[sword-devel] Concerns about Alternate Versification
eekaikko at mail.student.oulu.fi
Tue Jan 6 03:14:36 MST 2009
Familie von Kaehne wrote:
> Not correct. The TSK or any other reference work will have used an
> underlying particular versification - even if this is not documented.
Not only that, but TSK uses explicitly several versifications. It refers
to LXX with LXX versification. It's indicated by "book ch:v (LXX)" or
something similar. This is true at least for the paper print. If this is
not taken care of by module makers - as it most probably has not - the
module creates faulty results when used in an application. For a high
quality module we should detect all versifications and change the
references accordingly, either with KJV v11n or with mapped references.
And the only "high" quality solution for me would be to keep the
original printed text and use mapped references internally. This means
that we need a way to use several v11ns in OSIS and in software
TSK is independent of any specific translation, but it's really
dependent on couple of versification schemes. If we want to discuss
about this, it's important to make distinction between the text and the
outer appear of the reference - and the real reference. For example, we
have a KJV verse Ps 56:1:
"Be merciful unto me, O God: for man would swallow me up; he fighting
daily oppresseth me."
But in some other translations the same text is Ps 56:2. So this can be
referenced as "Ps 56:1" within its original context, or "Ps 56:1 (KJV)"
or "Ps 56:2 (OtherTrans)" in general context. But we are speaking of
techical reference implementation here, not about any printed text. In
printed text "Ps 56:2 (OtherTrans)" means always the text of the
OtherTrans, it's not a technical reference to any translation.

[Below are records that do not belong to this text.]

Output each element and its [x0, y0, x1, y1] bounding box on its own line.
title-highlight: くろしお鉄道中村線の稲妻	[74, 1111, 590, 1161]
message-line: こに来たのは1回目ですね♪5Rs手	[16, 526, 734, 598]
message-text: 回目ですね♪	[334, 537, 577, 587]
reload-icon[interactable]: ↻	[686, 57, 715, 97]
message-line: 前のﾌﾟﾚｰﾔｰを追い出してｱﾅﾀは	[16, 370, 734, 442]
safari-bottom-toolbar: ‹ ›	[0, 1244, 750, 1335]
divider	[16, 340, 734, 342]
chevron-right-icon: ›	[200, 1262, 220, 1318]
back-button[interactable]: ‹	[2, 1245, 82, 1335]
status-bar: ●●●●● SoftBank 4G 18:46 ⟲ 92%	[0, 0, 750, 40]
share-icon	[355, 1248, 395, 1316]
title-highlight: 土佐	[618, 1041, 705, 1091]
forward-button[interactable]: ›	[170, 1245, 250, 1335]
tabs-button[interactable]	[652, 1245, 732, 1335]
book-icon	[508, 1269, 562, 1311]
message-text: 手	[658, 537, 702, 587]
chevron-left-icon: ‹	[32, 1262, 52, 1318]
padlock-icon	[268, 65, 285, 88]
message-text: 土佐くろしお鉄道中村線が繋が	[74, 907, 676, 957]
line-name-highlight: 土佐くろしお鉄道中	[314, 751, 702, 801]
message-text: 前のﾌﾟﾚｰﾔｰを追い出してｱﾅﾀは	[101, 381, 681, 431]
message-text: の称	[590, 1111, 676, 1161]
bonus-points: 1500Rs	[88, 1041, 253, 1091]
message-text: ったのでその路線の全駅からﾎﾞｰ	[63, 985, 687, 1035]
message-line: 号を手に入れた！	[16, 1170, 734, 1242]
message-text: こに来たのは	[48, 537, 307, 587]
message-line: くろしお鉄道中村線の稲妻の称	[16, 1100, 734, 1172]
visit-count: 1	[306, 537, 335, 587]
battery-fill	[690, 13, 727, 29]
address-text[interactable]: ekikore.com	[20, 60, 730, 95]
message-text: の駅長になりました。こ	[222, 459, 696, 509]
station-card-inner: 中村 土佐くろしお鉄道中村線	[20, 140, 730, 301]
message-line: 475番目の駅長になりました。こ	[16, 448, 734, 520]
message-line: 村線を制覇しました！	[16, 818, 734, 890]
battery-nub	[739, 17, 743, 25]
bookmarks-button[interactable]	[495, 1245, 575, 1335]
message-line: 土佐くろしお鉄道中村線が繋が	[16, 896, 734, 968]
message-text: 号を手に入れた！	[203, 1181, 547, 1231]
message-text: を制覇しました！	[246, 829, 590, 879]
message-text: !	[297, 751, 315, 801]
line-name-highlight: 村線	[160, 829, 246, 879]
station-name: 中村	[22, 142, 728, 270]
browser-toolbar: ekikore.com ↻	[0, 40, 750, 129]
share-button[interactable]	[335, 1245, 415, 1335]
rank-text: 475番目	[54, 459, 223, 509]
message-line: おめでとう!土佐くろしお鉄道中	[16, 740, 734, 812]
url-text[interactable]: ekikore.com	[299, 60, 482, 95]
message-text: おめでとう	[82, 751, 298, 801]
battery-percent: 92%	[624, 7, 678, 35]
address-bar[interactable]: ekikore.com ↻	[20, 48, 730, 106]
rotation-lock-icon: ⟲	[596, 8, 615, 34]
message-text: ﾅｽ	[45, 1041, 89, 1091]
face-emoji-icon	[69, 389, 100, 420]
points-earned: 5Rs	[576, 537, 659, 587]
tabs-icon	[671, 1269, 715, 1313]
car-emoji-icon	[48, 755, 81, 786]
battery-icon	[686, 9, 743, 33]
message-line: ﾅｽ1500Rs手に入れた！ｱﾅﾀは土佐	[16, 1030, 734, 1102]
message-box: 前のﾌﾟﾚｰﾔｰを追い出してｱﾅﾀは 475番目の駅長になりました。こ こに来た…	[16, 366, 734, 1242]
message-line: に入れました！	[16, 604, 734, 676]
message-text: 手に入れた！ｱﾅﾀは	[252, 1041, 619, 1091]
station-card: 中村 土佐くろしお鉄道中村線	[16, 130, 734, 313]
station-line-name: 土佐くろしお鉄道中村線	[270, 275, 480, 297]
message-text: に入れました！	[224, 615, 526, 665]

So, we should define our terms. There are at least three:
- "Biblical text" or "text of a translation", e.g. "Be merciful..."
- "Reference text" or "end user reference" (the visible text of a
reference, e.g. "Ps 56:2"), maybe in generalized form.
- "Technical reference" or "reference implementation" or "software
reference" which always includes the versification scheme. Independent
of any visible appearance and book/ch/v indicators. Can be used to point
to any translation if there is mapping and the translation scheme is known.
As Peter said there are at least two use cases for different
versifications: to see the reference texts as they are in the original
printed version, and to refer to any work/translation generally. If we
would need the first one only, it would be enough to have a mechanism
which uses blindly any versification. The second one is needed if we
want to use several modules together and yet provide the original
versifications, and that's much more difficult. The need for mapping is
so obvious it shouldn't even need a mention.
There are difficulties with the frontends, too. They haven't been
discussed at all yet IIRC.
Should the frontend give possibility to change the default v11n? Users
may have accustomed to a certain scheme and would like to use it for all
modules so that they can use their favorite translation and still find
references in other modules easily.
Should it be possible to use the module v11ns? When user has KJV open he
would use KJV v11n and when he uses LXX he would use LXX v11n.
Should the original v11ns be somehow visible even when some common v11n
How about parallel views? Should them use the KJV v11n or the given
default v11n? Or should it be possible to select one of the used v11ns?
Have the developers already thought about these? Have you decided to use
some specific solution? I would like to hear.